Local "mompreneurs" Vicky Gerke and Laura Langevin celebrated a couple of milestones recently.

It's been 8 years since they launched their up-cycling "eco-empire", Echoes in the Attic, making "upcycled eco-handbags for planet lovers" using fabric rescued from landfill.

Their goal at the time was to divert what seemed like a daunting 25,000 lbs. of fabric from landfill, by 2010 - and to create a business that would be sustainable, in more than one sense.

Fast-forward to February 2013, and the duo has surpassed all of their goals. Echoes in the Attic now has a national profile, thanks in large part to 2-minute spotlights by CTV National News and Canada AM in June of 2012, that profiled partners Gerke and Langevin as "CANADIAN ORIGINALS."

"Everything ramped up since then, and we are happy to report that Echoes has now diverted from landfill 40,000 lbs. of excess textiles," said Langevin. "The fabrics are donated by forward-thinking international companies, who eco-donate instead of adding more to bloated landfills."

The duo have "re-envisioned" the reclaimed textiles into thousands of handbags, totes, cross-body flatbags, diaper bags, laptop bags and yoga totes, that have found a ready market in 120 stores all across Canada. The "vegan" eco-bags are available from BC, to the Yukon and Northwest Territories, to the east coast - but continue to be produced at Echoes in the Attic's Bradford HQ.
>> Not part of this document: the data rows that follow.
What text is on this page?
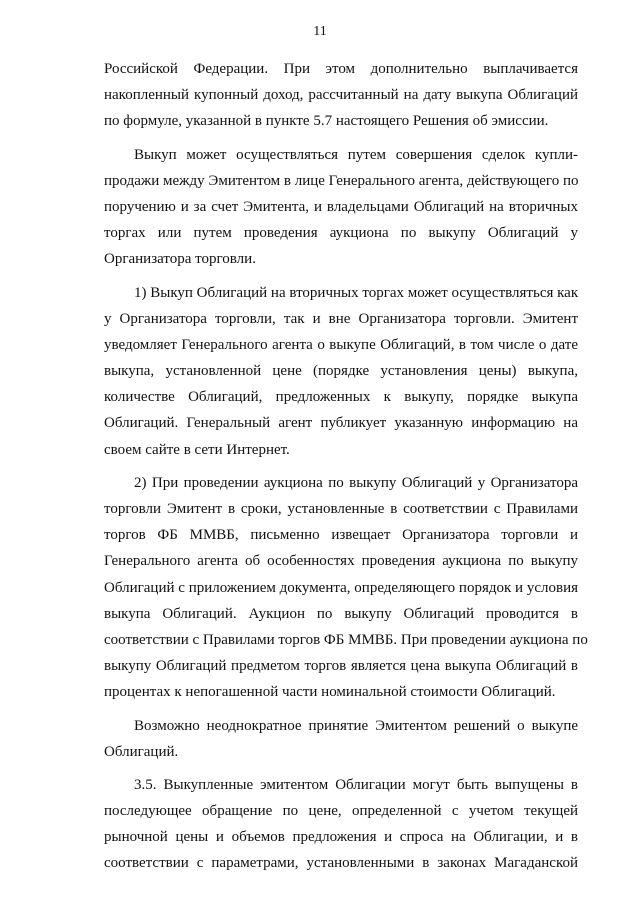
11
Российской Федерации. При этом дополнительно выплачивается
накопленный купонный доход, рассчитанный на дату выкупа Облигаций
по формуле, указанной в пункте 5.7 настоящего Решения об эмиссии.
Выкуп может осуществляться путем совершения сделок купли-
продажи между Эмитентом в лице Генерального агента, действующего по
поручению и за счет Эмитента, и владельцами Облигаций на вторичных
торгах или путем проведения аукциона по выкупу Облигаций у
Организатора торговли.
1) Выкуп Облигаций на вторичных торгах может осуществляться как
у Организатора торговли, так и вне Организатора торговли. Эмитент
уведомляет Генерального агента о выкупе Облигаций, в том числе о дате
выкупа, установленной цене (порядке установления цены) выкупа,
количестве Облигаций, предложенных к выкупу, порядке выкупа
Облигаций. Генеральный агент публикует указанную информацию на
своем сайте в сети Интернет.
2) При проведении аукциона по выкупу Облигаций у Организатора
торговли Эмитент в сроки, установленные в соответствии с Правилами
торгов ФБ ММВБ, письменно извещает Организатора торговли и
Генерального агента об особенностях проведения аукциона по выкупу
Облигаций с приложением документа, определяющего порядок и условия
выкупа Облигаций. Аукцион по выкупу Облигаций проводится в
соответствии с Правилами торгов ФБ ММВБ. При проведении аукциона по
выкупу Облигаций предметом торгов является цена выкупа Облигаций в
процентах к непогашенной части номинальной стоимости Облигаций.
Возможно неоднократное принятие Эмитентом решений о выкупе
Облигаций.
3.5. Выкупленные эмитентом Облигации могут быть выпущены в
последующее обращение по цене, определенной с учетом текущей
рыночной цены и объемов предложения и спроса на Облигации, и в
соответствии с параметрами, установленными в законах Магаданской
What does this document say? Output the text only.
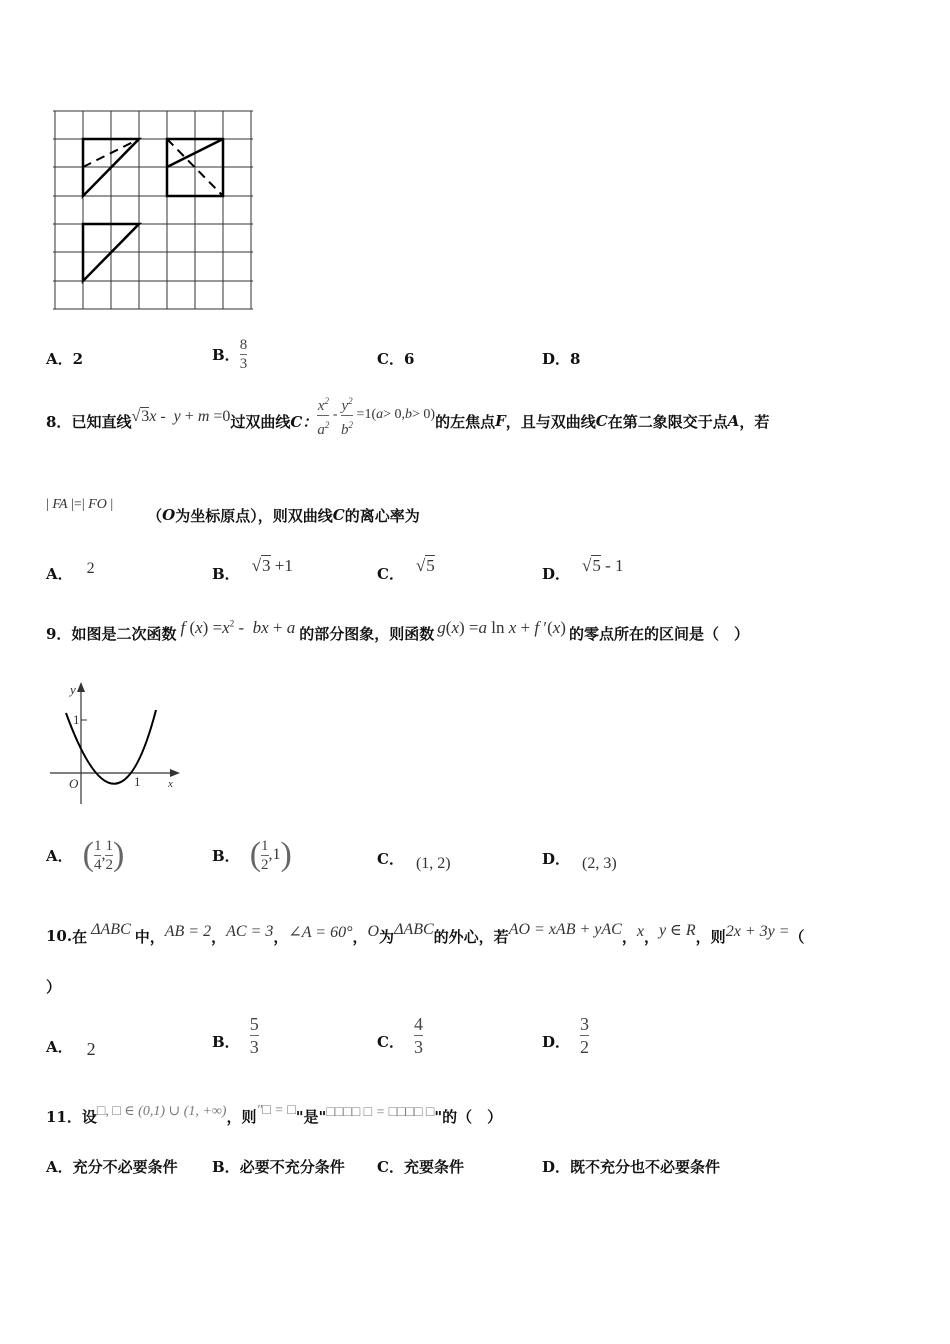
A．2	B． $\frac{8}{3}$	C．6	D．8
8． 已知直线 √3x -  y + m =0 过双曲线 C： $\frac{x^2}{a^2} - \frac{y^2}{b^2} =1$( a > 0, b > 0) 的左焦点 F ，且与双曲线 C 在第二象限交于点 A ，若
| FA |=| FO |
（ O 为坐标原点），则双曲线 C 的离心率为
A． 2	B． √3 +1	C． √5	D． √5 - 1
9． 如图是二次函数 f $(x) =x^2$ -  bx + a 的部分图象，则函数 g(x) =a ln x + f ′(x) 的零点所在的区间是（　）
y
1
O	1	x
A． ( $\frac{1}{4}$ , $\frac{1}{2}$ )	B． ( $\frac{1}{2} ,1$ )	C． (1, 2)	D． (2, 3)
10. 在 ΔABC 中， AB = 2 ， AC = 3 ， ∠A = 60° ， O 为 ΔABC 的外心，若 AO = xAB + yAC ， x ， y ∈ R ，则 2x + 3y = （
）
A． 2	B． $\frac{5}{3}$	C． $\frac{4}{3}$	D． $\frac{3}{2}$
11． 设 □, □ ∈ (0,1) ∪ (1, +∞) ，则 ″□ = □ "是" □□□□ □ = □□□□ □ "的（　）
A．充分不必要条件 B．必要不充分条件 C．充要条件	D．既不充分也不必要条件
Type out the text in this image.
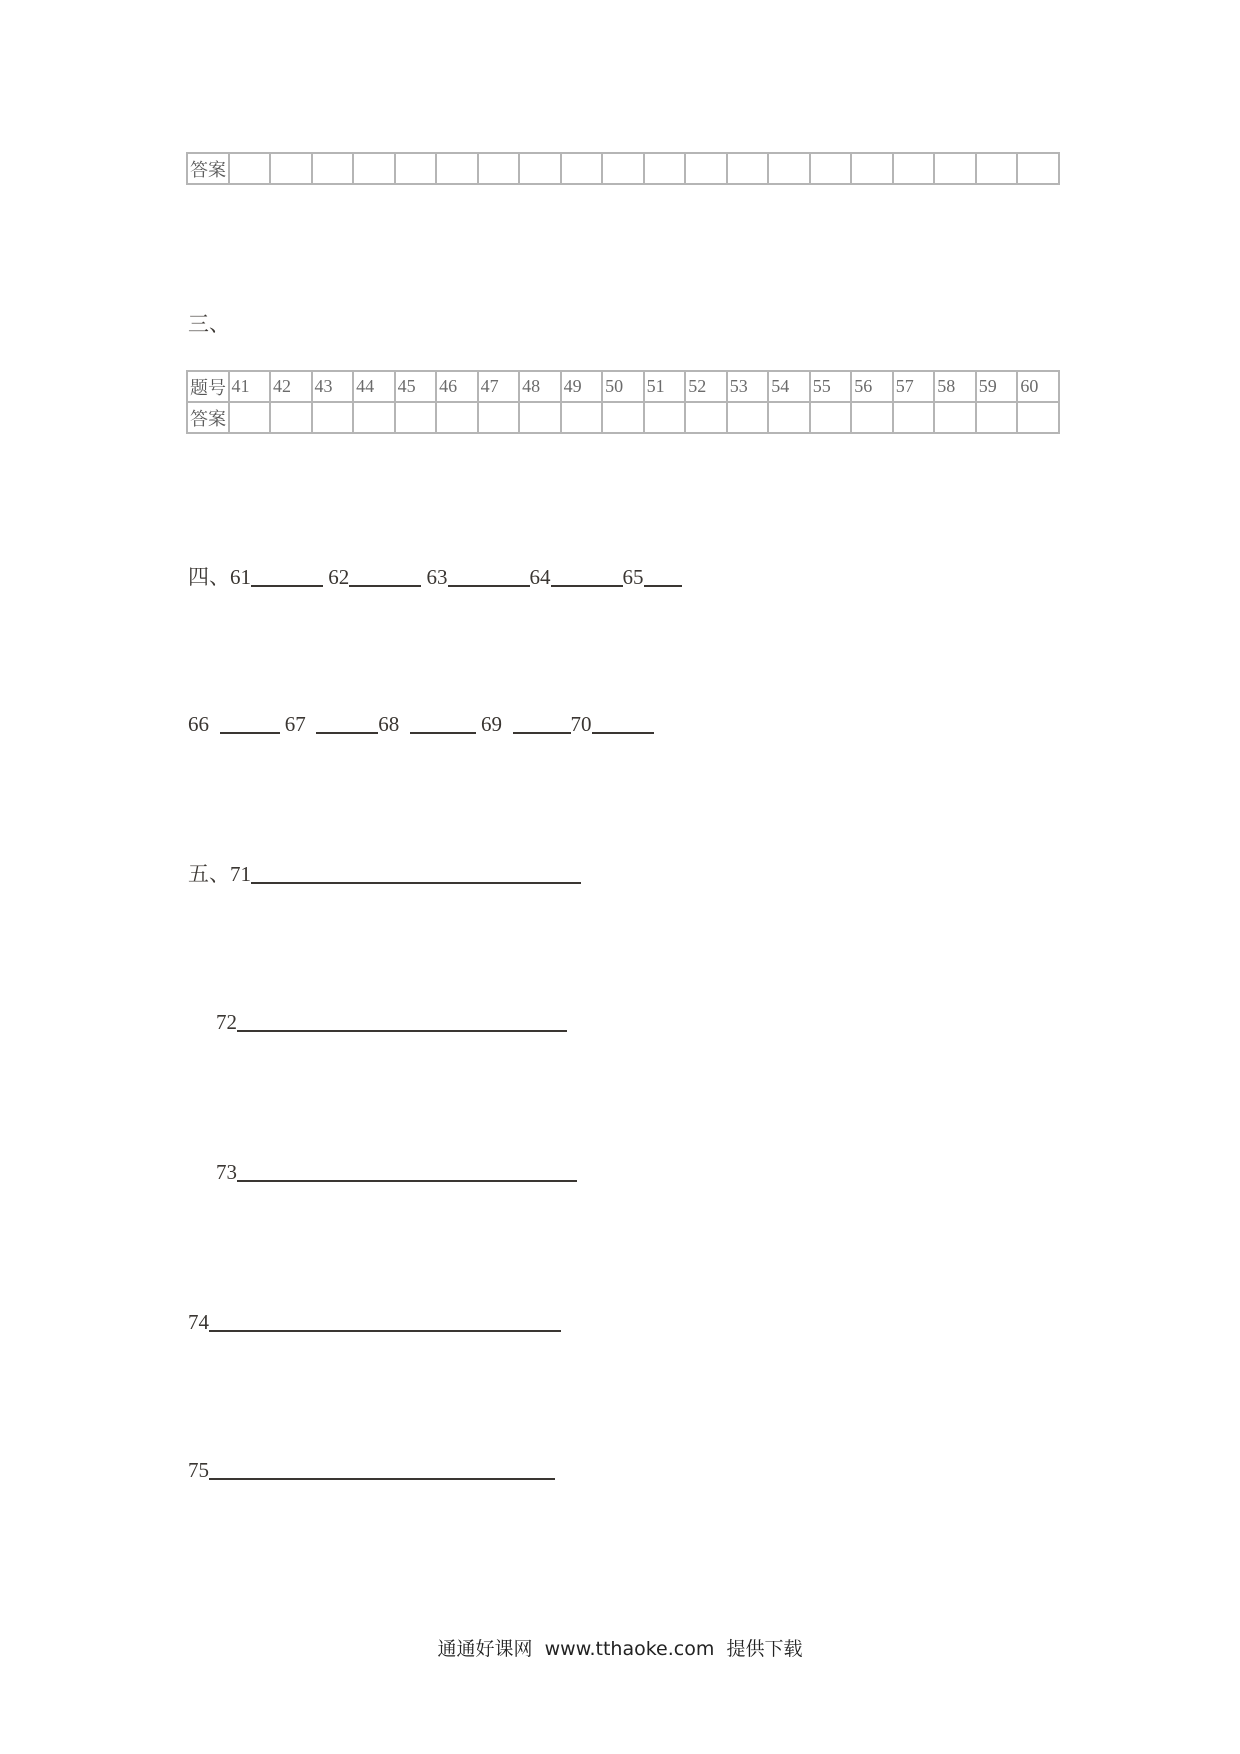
答案																				
三、
题号	41	42	43	44	45	46	47	48	49	50	51	52	53	54	55	56	57	58	59	60
答案																				
四、61	62	63	64	65
66	67	68	69	70
五、71
72
73
74
75
通通好课网  www.tthaoke.com  提供下载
"What started out as a little eco-endeavour, doing our small part to "save the planet, one handbag at a time" has even surprised and exceeded our expectations," says Gerke. "So many people and companies are helping us by being forward-thinking about their excess fabrics. We'd be nowhere without them!"

"After our 2 minutes of fame in June 2012, on the CTV National News and Canada AM, profiling us as Canadian Originals, sales went crazy," adds Langevin. She describes it as "win-win" - donating fabrics reduces disposal costs for companies and keep tonnes of material out of landfill, while keeping costs down for Echoes so that retailers can offer upcycled options at great prices.

"We're just two people who had an idea," says Langevin, "and the impact on the environment has been huge.... 40,000 lbs. less landfill - and instead, beautiful products we see being carried everywhere, made from what was considered by some as mere garbage."